Friday, November 14, 2014

Coffeeneuring 2014 - Seventh Cup

I checked the Yellow Pages before bundling up, setting out on my bike. Stumped for ideas for another local coffee shop to fulfill Day 7 of the Coffeeneuring Challenge, I was reminded of two establishments that I hadn't patronized for a couple years. As it turns out, I didn't end up in either of those places. En route to browse a newly opened L.L. Bean store, I remembered the Blue Bird kiosk. I pass it all the time. I'm just not a frequent customer, so it remained on the periphery of my coffee-seeking radar, and overlooked until now.

The cappuccino was delicious. I drank it, standing beside the kiosk window, engaging the young man inside the storefront. The tiny booth stays open all winter, offers sandwiches, creemees in summer, and your pick of espresso drinks. It's a perfect downtown location, capturing tourists and locals alike. Oddly, they use Chicago based Intelligentsia coffee and not any of our delicious local roasters. 

Hilarious accouterments in a kale field.
Charged on caffeine, I visit LL Bean, and continue on a loop through the Intervale. The single track trails call to me at certain times of the year, especially in the Autumn when the air is crisp, frogs aren't kamikaze-jumping in front of my wheels, and trails are often dry.

I was having such a great time that I extended my ride onto a trail that I usually avoid when I'm alone. Burlington, like many cities has a homeless population. People camp in parks, beaches, anywhere they can live undetected and undisturbed. Authorities leave the homeless alone unless there's a disturbance. Even so, I'm wary but took a chance anyway as I turned onto the detour. I didn't come across anyone living near the trail, thankfully, and I immensely enjoyed riding in the woods. So much so, that once I meandered again into the open field, I continued to avoid the main trail, instead easily riding a grassy, nearly obscure path (I've skied this in winter) around the Intervale Farms. I stopped, laughing at someone's Halloween decoration: three nude manikins, seeming rising from the earth, a pumpkin perched as a head on one figure.

There is still leafy color, you just need to look down.

The emerald ash borer - a pest that's eating our trees.
The Intervale changes throughout the year. I've come across birders, hikers with dogs, a few bike riders, and fortunately mostly older humans. Only once have I witnessed school-aged kids walkingit's far from most schoolsand to be fair, it's even a stretch to find a homeless encampment this far from the city center. There are closer wooded lots for shelter, which puts the homeless within walking distance, where they're offered two hot meals a day.

I never know what I'll find along the trail.

This beautiful tree has three main trunks.
And speaking of woodland, I came across this grassroots effort on the waterfront trail. Squeezed between railroad tracks and boat access parking lot, a section of paved trail has been difficult to negotiate for years. The asphalt zigzags around trees, crosses rail tracks at a dangerous angle, and is very narrow.
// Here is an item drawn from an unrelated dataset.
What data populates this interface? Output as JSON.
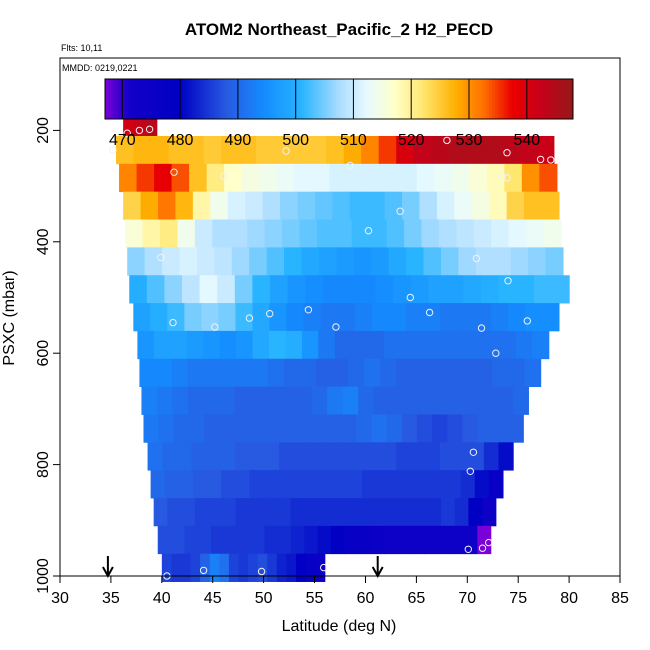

Slated as part of this fall's trail renovation, and as such will be widened for users' safety, there is an appeal to save a huge cottonwood tree that's, unfortunately, smack in the way. It's also part of the problem; the tree's roots have eroded pavement, creating a hazard for bicycles.

At the same time I understand the concern to save the tree. Removing the cottonwood will leave a section of trail without tree cover, a place that lacks foliage to begin with.

Curiosity, plus it seems appropriate (considering the purpose of this outing was to drink coffee), I photographed Coffee Enterprises building. It's in the Lakeside district, a slight detour off the waterfront path. I stumbled onto the building a week ago, and was reminded that in the past the business was located close to downtown, a place I frequently passed where luscious aromas once filled the air. Internet research reveals the company provides coffee consulting and marketing. Coffee Enterprises also has expert testing analysis equipment onsite. Who knew such a business was located in Burlington? 

And with the final outing I'm done with coffeeneuring orat the very leastdone with logging my coffeeneuring exploits. Call it what you want, but I'm far from finished riding my bicycle this fall. Or done with drinking coffee. As a matter of fact I 've earned a free espresso drink at Panera (part of their club). It's not a local business, nor does it require a long bike ride to get there. I can even walk. But, with sunshine and lacking slippery roads so far this fall, you can bet I'll be out on my bike, stopping for at least one more cup of joe.

Just the facts:
The Place: Blue Bird Coffee Stop kiosk
Date: Monday, November 10
Drink: Cappuccino
Observation, Bike Friendliness: Pretty good cappuccino. I can roll my bike up to the kiosk and order something hot—perfect quick stop.
Total Miles: 10

1 comment:

  1. Definitely not the end of coffeeneuring for me either, just the documentation bit. As a former Vermonter myself, your adventures make me wish I had a rode my bike there more often. Thanks!